Moesin is a member of the ERM family consisting of ezrin, radixin, and moesin. The protein is located in the plasma membrane similarly to ezrin and radixin, and is thought to regulate cellular movements and morphological changes. Using monoclonal antibody CR-22, the specificity of which against human moesin was confirmed by immunoprecipitation and western blotting analysis, we immunohistochemically stained various formalin-fixed and paraffin-embedded human tissues, in particular, clots of bone marrow and lymphatic tissues, to examine moesin expression in cells of hematopoietic lineage and lymphatic systems. In the bone marrow, moesin was expressed in myeloid cells, while little staining was detected in erythroid cells. Moesin was highly expressed in both the center and the periphery of mature megakaryocytes. In the lymphatic tissues, moesin was strongly expressed by T-lymphocytes in the paracortex. In the mantle zone, the periphery of the germinal center, moesin was expressed by small lymphocytes which were identified as B-lymphocytes. Furthermore, in areas of inflammation, moesin was expressed in both the center and the periphery of neutrophils, whereas in some neutrophils in distant areas, moesin was localized at the cellular periphery. These results suggest that differential expression of moesin in these cells is involved in their morphology and specialized functions.

Expression of moesin and its associated molecule CD44 in epithelial skin tumors

Moesin, one of the ERM (ezrin; radixin; moesin) family members, is directly associated with the cytoplasmic domain of CD44, which is now thought to be related to the metastatic potential of tumor cells. Using immunohistochemistry we investigated the expression of moesin in normal epidermis and various kinds of epithelial skin tumors: squamous cell carcinoma, verrucous carcinoma, Bowen's disease, solar keratosis, keratoacanthoma, basal cell carcinoma, and extramammary Paget's disease. Normal skin showed positive epidermal staining for moesin with the exception of the stratum corneum. The expression of moesin varied with the type of skin tumor. In basal cell carcinoma, Bowen's disease, and extramammary Paget's disease, moesin expression was either faint or negative. In contrast to Bowen's disease, invasive squamous cell carcinoma showed more intense and heterogeneous staining of the cytoplasm and the cell membrane. Verrucous carcinoma was weakly positive, with a tendency for the moesin to be distributed in the cell membrane. The staining pattern of moesin varied among the different kinds of epithelial skin tumors, and its expression was generally similar to that of the standard form of CD44. These results suggest that moesin is closely inter-related with CD44 in epithelial skin cells as seen in other cellular systems, and that the variable pattern of moesin staining among the skin tumor cells could reflect expression disorders associated with the transformation.

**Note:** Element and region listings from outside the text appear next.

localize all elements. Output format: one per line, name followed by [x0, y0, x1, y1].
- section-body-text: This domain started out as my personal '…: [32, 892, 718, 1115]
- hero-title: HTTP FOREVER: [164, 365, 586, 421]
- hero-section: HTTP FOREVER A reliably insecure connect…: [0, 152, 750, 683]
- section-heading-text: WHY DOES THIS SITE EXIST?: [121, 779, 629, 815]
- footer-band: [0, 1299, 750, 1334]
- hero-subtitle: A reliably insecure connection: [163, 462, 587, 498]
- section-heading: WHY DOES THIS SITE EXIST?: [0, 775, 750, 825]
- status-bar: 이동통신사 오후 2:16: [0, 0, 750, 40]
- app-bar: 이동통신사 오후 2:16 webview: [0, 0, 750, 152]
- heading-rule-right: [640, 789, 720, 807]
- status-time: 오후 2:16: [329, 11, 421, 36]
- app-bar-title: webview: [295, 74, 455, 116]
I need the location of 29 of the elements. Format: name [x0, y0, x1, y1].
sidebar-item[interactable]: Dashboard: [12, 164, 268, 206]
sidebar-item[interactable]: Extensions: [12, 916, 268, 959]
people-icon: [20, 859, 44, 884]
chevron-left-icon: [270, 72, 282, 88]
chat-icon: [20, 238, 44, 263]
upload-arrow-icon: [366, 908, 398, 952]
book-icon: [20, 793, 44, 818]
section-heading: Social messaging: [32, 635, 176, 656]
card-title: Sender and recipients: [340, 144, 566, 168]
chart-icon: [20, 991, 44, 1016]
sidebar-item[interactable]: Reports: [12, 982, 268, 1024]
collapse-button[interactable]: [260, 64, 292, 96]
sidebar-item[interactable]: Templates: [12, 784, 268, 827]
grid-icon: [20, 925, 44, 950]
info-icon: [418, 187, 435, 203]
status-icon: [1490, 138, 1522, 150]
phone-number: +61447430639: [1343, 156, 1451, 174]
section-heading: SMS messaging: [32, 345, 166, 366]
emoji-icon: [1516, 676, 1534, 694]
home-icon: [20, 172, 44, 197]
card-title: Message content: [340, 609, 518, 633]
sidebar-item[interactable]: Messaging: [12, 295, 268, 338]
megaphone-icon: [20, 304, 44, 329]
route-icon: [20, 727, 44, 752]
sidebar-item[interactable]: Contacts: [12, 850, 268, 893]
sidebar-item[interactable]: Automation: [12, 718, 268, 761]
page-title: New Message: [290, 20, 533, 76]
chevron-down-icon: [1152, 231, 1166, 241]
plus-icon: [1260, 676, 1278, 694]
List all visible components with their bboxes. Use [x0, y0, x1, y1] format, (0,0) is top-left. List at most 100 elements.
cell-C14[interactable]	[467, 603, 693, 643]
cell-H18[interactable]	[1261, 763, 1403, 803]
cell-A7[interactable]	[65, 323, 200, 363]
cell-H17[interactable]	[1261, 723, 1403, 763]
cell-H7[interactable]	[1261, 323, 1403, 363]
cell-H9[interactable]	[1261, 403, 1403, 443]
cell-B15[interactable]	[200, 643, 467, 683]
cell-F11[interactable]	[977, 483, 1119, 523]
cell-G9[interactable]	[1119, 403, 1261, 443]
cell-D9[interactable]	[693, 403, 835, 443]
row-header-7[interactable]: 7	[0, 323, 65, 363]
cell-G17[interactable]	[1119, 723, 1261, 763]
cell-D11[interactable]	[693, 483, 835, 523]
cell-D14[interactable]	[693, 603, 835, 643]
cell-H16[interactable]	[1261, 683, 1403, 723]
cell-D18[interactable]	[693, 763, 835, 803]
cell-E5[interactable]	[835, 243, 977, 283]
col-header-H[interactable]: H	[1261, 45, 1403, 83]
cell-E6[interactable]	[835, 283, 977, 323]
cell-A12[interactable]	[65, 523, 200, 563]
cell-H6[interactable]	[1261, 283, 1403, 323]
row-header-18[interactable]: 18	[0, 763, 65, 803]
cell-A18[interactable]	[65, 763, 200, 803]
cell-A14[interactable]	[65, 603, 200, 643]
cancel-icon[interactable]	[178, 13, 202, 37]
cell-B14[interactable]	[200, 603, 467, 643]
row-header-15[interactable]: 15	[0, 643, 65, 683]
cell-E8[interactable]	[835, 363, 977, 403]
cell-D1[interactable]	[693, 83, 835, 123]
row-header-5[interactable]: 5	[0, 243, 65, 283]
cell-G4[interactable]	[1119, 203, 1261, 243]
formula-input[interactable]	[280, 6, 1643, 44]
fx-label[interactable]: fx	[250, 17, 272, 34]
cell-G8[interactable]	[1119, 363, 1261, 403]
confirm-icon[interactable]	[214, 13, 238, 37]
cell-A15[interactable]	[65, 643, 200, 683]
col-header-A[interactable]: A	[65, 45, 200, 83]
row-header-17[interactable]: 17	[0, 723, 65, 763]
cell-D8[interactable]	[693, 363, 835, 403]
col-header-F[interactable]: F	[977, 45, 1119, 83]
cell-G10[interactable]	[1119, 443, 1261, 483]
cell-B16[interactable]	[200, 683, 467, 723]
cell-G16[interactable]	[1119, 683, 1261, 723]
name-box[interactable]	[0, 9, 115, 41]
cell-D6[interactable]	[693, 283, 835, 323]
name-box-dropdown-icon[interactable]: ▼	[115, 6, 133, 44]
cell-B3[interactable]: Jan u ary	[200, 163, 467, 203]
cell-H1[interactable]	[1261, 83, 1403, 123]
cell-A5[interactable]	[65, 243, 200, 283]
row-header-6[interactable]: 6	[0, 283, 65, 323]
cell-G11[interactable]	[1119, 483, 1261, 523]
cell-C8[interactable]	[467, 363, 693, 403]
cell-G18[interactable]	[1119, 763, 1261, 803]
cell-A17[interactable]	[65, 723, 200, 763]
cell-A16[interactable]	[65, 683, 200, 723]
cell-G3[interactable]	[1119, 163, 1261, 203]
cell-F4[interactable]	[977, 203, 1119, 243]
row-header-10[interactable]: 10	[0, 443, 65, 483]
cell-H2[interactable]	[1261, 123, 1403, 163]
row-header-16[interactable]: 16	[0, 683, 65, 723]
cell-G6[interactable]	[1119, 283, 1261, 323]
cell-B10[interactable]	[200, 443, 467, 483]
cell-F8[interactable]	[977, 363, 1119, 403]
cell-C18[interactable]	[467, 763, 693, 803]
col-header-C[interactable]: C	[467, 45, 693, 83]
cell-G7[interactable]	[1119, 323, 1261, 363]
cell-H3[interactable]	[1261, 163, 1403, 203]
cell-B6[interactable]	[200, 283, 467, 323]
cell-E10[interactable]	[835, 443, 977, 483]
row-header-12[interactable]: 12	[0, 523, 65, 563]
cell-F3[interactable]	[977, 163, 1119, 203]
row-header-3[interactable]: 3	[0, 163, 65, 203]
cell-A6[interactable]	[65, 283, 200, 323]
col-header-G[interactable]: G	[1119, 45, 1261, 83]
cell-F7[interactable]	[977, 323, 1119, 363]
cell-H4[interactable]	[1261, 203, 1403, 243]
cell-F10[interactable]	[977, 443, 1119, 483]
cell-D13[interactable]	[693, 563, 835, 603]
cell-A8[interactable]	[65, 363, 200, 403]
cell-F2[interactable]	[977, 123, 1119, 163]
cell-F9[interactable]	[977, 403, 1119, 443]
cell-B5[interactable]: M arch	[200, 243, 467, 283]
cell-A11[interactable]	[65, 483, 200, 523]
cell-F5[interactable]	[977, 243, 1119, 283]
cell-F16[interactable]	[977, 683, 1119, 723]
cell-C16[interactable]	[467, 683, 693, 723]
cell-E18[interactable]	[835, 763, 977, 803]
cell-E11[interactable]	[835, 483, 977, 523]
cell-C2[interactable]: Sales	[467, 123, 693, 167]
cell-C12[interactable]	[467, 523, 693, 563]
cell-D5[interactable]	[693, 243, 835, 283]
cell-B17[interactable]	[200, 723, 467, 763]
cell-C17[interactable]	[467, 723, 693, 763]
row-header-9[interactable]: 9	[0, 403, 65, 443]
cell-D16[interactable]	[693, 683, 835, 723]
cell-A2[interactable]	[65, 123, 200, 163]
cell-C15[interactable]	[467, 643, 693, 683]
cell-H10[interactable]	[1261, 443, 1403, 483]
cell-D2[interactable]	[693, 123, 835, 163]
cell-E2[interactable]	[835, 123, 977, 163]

Moesin and CD44 expression in cutaneous melanocytic tumours

The ERM (ezrin, radixin and moesin) family members, located just beneath the plasma membranes, are thought to be involved in the association of action filaments with the plasma membrane. One of the family members, moesin, is reported to bind to CD44. Splice variants of CD44 are thought to be associated with tumour progression or differentiation. Our aim was to investigate immunohistochemically the expression of moesin together with CD44 on paraffin tissue sections of a series of melanocytic tumours. The material included 12 ordinary melanocytic naevi, six Spitz naevi, eight dysplastic naevi, six blue naevi, seven malignant melanomas in situ, 15 primary malignant melanomas, five metastatic melanomas to the skin and five lymph node metastases. In the normal skin and the melanocytic tumours the expression of moesin was largely similar to that of CD44 standard. Strong moesin staining was observed in benign melanocytic lesions and melanomas in situ. However, the expression was decreased in advanced malignant melanomas. The moesin labelling in melanoma cells was downregulated with the depth of dermal invasion. The immunoreactivity was also diminished in the skin metastases and the lymph node metastases of melanoma. These results suggest that in melanocytic tumours, the alternation in the expression of moesin may be involved in the progression of malignancy.